Ainsi, il est possible de négocier :

  • En priorité avec des élus titulaires du CSE mandatés par une ou plusieurs organisations syndicales représentatives dans la branche ou, à défaut, au niveau national (C. trav., art. L. 2232-24) ;
  • À défaut, avec des élus titulaires du CSE non mandatés (C. trav., art. L.2232-25) ;
  • À défaut, avec un ou plusieurs salariés mandatés par une ou plusieurs organisations syndicales représentatives dans la branche ou, à défaut, au niveau national (C. trav., art. L.2232-26).

Quelle procédure l’employeur doit-il suivre pour respecter l’ordre de priorité de négociation entre les différents interlocuteurs ?

Compte tenu de l’ordre de priorité existant, le Code du travail prévoir une obligation d’informer les organisations syndicales représentatives dans la branche ou, à défaut, au niveau national, de la décision d’engager des négociations (C. trav., art.
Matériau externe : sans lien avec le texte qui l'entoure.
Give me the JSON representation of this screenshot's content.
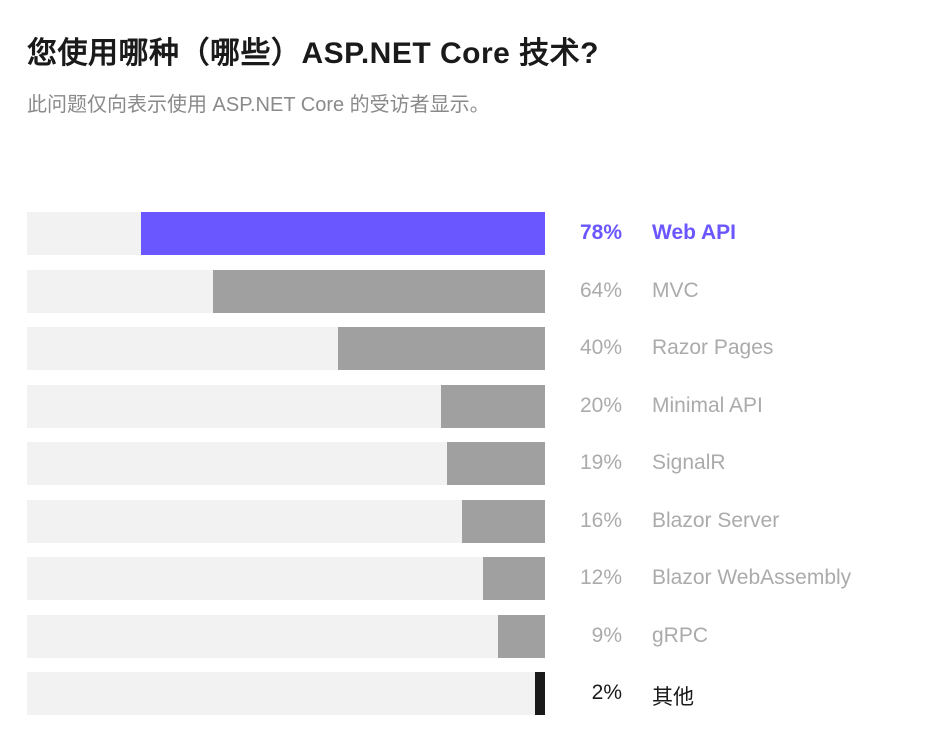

L.2232-24).

En outre :

  • L’employeur doit faire connaître son intention de négocier aux élus du CSE par tout moyen (C. trav., art. L.2232-25-1).
  • Les élus disposent alors d’un mois à compter de cette information pour indiquer à l’employeur s’ils souhaitent ou non participer à la négociation et s’ils seront ou non mandatés par une organisation syndicale (C.trav. art. L.2232-25-1).
  • Au terme du délai d’un mois, la négociation pourra éventuellement s’engager avec des élus mandatés par une organisation syndicale (C. trav., art. L.2232-25-1).
  • Si au terme du délai d’un mois, aucun élu n’a manifesté son souhait de négocier, l’employeur pourra engager des négociations avec un ou plusieurs salariés mandatés (C. trav., art. L.2232-26).

À quelles conditions un accord collectif négocié avec un ou plusieurs élus mandatés est-il valable ?

La validé d’un accord collectif conclu avec un ou plusieurs élus mandatés est subordonnée à l’approbation de l’accord par les salariés de l’entreprise à la majorité des suffrages exprimés.

Une consultation du personnel devra donc être organisée, via un référendum d’entreprise.

Les conditions d’organisation de la consultation seront identiques à celles décrites s’agissant de la consultation faisant suite à une négociation avec des salariés mandatés dans les entreprises de 11 à 49 salariés (voir ci-avant).

À quelles conditions un accord collectif négocié avec un ou plusieurs élus du CSE non mandatés est-il valable ?

La validité de l’accord collectif est subordonnée à sa signature par des élus titulaires du CSE représentant la majorité des suffrages exprimés en faveur des membres du CSE lors des dernières élections professionnelles (C. trav., art. L. 2232-25).

Les remarques formulées s’agissant de l’appréciation de cette majorité en cas de négociation avec des élus du CSE dans les entreprises de 11 à 49 salariés sont valables dans le présent cas (voir ci-avant).

À quelle conditions un accord collectif négocié avec un ou plusieurs salariés mandatés est-il valable ?

La validité d’un accord collectif conclu avec un ou plusieurs salariés mandatés est subordonnée à l’approbation de l’accord par les salariés de l’entreprise à la majorité des suffrages exprimés.

Une consultation du personnel doit donc être organisée.

La consultation du personnel s’organisera également dans les mêmes conditions que celles décrites s’agissant de la consultation faisant suite à une négociation avec des salariés mandatés dans les entreprises de 11 à 49 salariés (voir ci-avant).

REMARQUE

Il y a lieu de faire le constat que plus l’effectif de l’entreprise augmente, plus la négociation d’un accord collectif est facilitée en présence d’élus du CSE.